RIKEN Brain Science Institute, Wako City, Japan

Identifying assembly participation by combining local and mesoscopic measures of brain dynamics
Monday, January 11, 2010
11:00 h sharp
Lecture hall, ground floor
BCCN Building
Hansastr. 9a
A common hypothesis concerning the strategies of information coding employed by cortical networks involves the propagation of activity through synchronously firing groups of neurons, termed assemblies. Despite the inherent undersampling of brain dynamics, a growing body of experimental studies indirectly substantiates the assembly idea with findings of significant synchronous spiking activity that relates to behavior. Independently thereof, a signal measured directly at the population level, like the local field potential (LFP), typically exhibits temporally structured oscillations commonly interpreted as correlated network activity.

Recently, we demonstrated that the precision of spike-LFP locking is influenced by the LFP oscillation magnitude. Moreover, we established that Unitary Events (UEs, significant spike coincidences) exhibit an exceptionally strong locking to the LFP that cannot be explained by the locking of the individual neurons. Such UEs are a mixture of chance coincidences and excess coincidences stemming from the repeated, precise activation of an assembly. Here, we disentangle the two contributions based by integrating our previous results on LFP phase and amplitude.

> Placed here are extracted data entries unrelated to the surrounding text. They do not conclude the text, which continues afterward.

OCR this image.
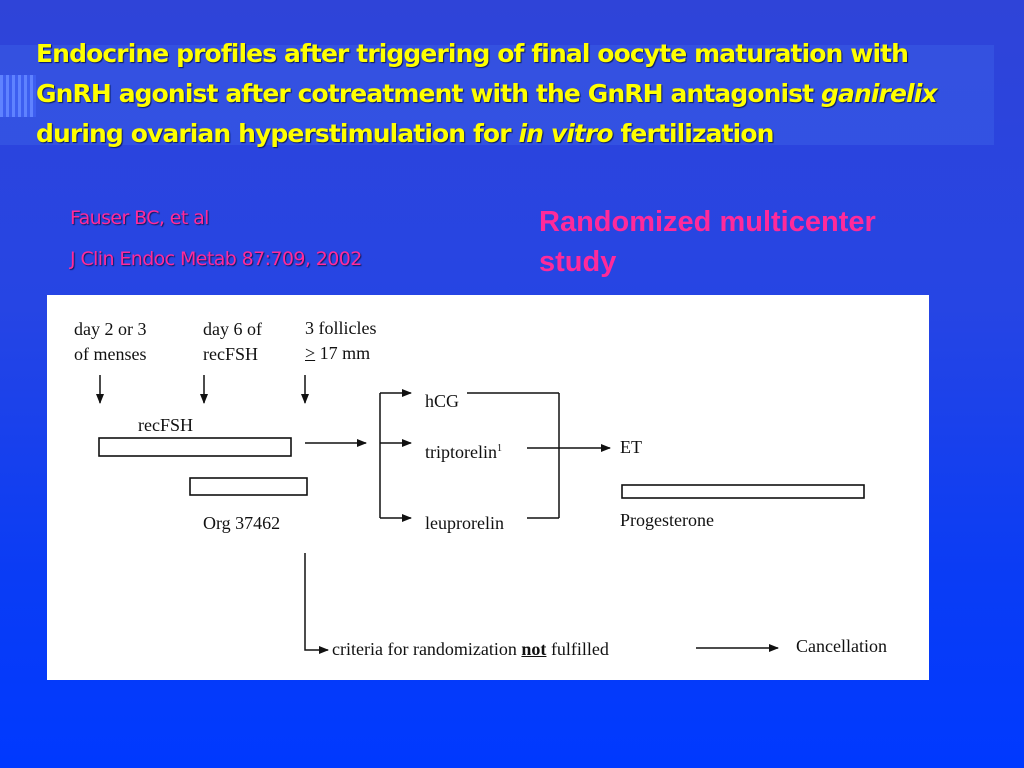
Endocrine profiles after triggering of final oocyte maturation with GnRH agonist after cotreatment with the GnRH antagonist ganirelix during ovarian hyperstimulation for in vitro fertilization
Fauser BC, et al
J Clin Endoc Metab 87:709, 2002
Randomized multicenter study
day 2 or 3
of menses
day 6 of
recFSH
3 follicles
≥ 17 mm
recFSH
Org 37462
hCG
triptorelin$^1$
leuprorelin
ET
Progesterone
criteria for randomization not fulfilled	Cancellation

In order to first understand how the observed levels of spike synchrony and phase locking quantitatively translate to the assembly hypothesis we formulate a conceptual model. It assumes that only part of the spiking activity is involved in assembly activations. In this framework, we demonstrate how to compute the relative contributions of assembly spikes following two conceptually different approaches. These percentages enable us to single out the spikes likely to originate from an assembly activation based on their LFP amplitude and locking characteristics. The consistency of our results encourages us that utilizing a mesoscopic mass signal subserves the detection of precise, transient synchronized spiking.
The talk is open to the public. Guests are cordially invited!